So you’ve identified your SEO keywords. Now you want to use them. A lot. The obvious plan is to cram them into your content as much as possible. But that’s the exact opposite of what you should be doing. Read on to find out about the perils of ‘keyword stuffing’.
What is keyword stuffing?
It’s the practice of repeating the same keywords over and over again, purely to optimize your copy. Here’s an example of some shameless keyword stuffing:
Are you looking for walking boots? If you’re looking for walking boots, you’re in the right place. Our website for walking boots is the best place to find the widest range of walking boots. Read on to find out more about walking boots and get the best walking boots for your needs.
Get the idea? It’s not particularly subtle.

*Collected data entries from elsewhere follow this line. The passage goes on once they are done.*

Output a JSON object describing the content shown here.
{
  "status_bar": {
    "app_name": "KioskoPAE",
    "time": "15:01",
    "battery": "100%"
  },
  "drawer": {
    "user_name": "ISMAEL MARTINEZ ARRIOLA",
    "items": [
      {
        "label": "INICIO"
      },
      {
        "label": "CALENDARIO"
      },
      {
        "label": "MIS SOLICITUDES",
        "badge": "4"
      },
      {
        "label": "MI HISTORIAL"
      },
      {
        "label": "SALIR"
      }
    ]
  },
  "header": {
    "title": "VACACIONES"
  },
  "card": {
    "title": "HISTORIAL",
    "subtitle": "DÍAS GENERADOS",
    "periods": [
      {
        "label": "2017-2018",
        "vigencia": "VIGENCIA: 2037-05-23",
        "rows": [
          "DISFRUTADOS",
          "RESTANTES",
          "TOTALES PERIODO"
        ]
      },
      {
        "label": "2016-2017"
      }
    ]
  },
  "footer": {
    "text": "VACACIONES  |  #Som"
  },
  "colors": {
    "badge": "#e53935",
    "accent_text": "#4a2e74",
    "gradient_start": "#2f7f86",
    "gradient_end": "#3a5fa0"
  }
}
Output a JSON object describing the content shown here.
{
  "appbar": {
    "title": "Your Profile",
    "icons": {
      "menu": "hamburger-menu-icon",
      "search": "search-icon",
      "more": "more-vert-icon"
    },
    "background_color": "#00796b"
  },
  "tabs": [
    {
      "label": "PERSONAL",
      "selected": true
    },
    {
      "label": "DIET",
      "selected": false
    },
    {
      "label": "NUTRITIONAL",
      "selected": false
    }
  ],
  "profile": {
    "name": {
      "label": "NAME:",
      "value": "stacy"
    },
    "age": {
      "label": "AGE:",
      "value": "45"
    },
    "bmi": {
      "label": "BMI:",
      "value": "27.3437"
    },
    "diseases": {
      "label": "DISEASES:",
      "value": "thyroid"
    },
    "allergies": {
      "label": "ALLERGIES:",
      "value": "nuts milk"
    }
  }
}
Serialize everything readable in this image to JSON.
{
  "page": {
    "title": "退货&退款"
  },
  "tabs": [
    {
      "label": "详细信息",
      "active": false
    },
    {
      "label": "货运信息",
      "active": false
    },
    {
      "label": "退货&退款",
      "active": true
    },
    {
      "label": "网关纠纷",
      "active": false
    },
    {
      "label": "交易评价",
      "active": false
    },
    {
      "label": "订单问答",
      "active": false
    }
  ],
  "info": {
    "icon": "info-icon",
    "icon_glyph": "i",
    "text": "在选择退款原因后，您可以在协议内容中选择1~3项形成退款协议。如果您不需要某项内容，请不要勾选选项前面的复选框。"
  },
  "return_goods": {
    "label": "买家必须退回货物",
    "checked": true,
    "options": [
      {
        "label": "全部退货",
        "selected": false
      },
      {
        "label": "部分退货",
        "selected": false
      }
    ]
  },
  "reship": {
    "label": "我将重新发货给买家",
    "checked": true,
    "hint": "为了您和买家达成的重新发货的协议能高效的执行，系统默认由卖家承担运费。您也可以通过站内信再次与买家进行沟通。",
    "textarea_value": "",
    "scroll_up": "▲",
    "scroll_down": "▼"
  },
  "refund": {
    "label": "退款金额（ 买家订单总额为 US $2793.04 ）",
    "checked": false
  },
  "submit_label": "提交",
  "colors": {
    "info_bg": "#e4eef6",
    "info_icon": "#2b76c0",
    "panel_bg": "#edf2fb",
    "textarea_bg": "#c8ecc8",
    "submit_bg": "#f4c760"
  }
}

How does it affect rankings?
In the past, keyword stuffing used to work and those spammy websites would make their way to the top of the rankings. But no longer.
Search engines have recently wised up to the practice. They even penalise websites that do it. Today, stuffing a keyword into your content too many times will knock you off the search rankings. At worst, your website could be removed from listing altogether.
Can I hide the keywords behind the scenes?
You would have thought so, wouldn’t you? But no, afraid not. Even if you hide the keywords away in the code, such as in the meta, alt and comment tags, you’ll still be found out. Thinking of putting them on the page but camouflaging them by making them the same colour as the background? That won’t work either. Search engine algorithms are pretty smart these days.
What should I do then?
It’s actually obvious. You need to create content that’s aimed at the real visitors to your site, not the search engine crawlers. Simply write content that will be informative and interesting to your customer base. Bearing those vital keywords in mind, of course.
Google gives guidance to those seeking to improve their rankings. They suggest you should produce quality content based around keywords:
“Focus on creating useful, information-rich content that uses keywords appropriately and in context.”
Any other ways to top the rankings?
Consider widening your approach to keywords.
Secondary keywords: Instead of chasing only the hottest keywords, add some less competitive options. For example, if your primary keyword is walking boot, secondary keywords might be ‘waterproof’ and ‘ankle support’
Keyword synonyms: For example, if your primary keyword is walking boot, try using hiking boot, ankle boot, field boot, jackboot etc.
Long-tail keywords: Select a more detailed version of your primary keyword to draw in a specific client base. For example: ‘waterproof walking boot with ankle support’
So where should I use my keywords?
Place your keywords as follows and you won’t fall foul of the search engines:
Once within page elements, including the page title
In one or more subheadings
In the title tag
In the meta description
In one or more image alt tags
In the first paragraph
Towards the end of the content
Put simply, if you create quality content that your visitors will actually want to read, you won’t be going far wrong.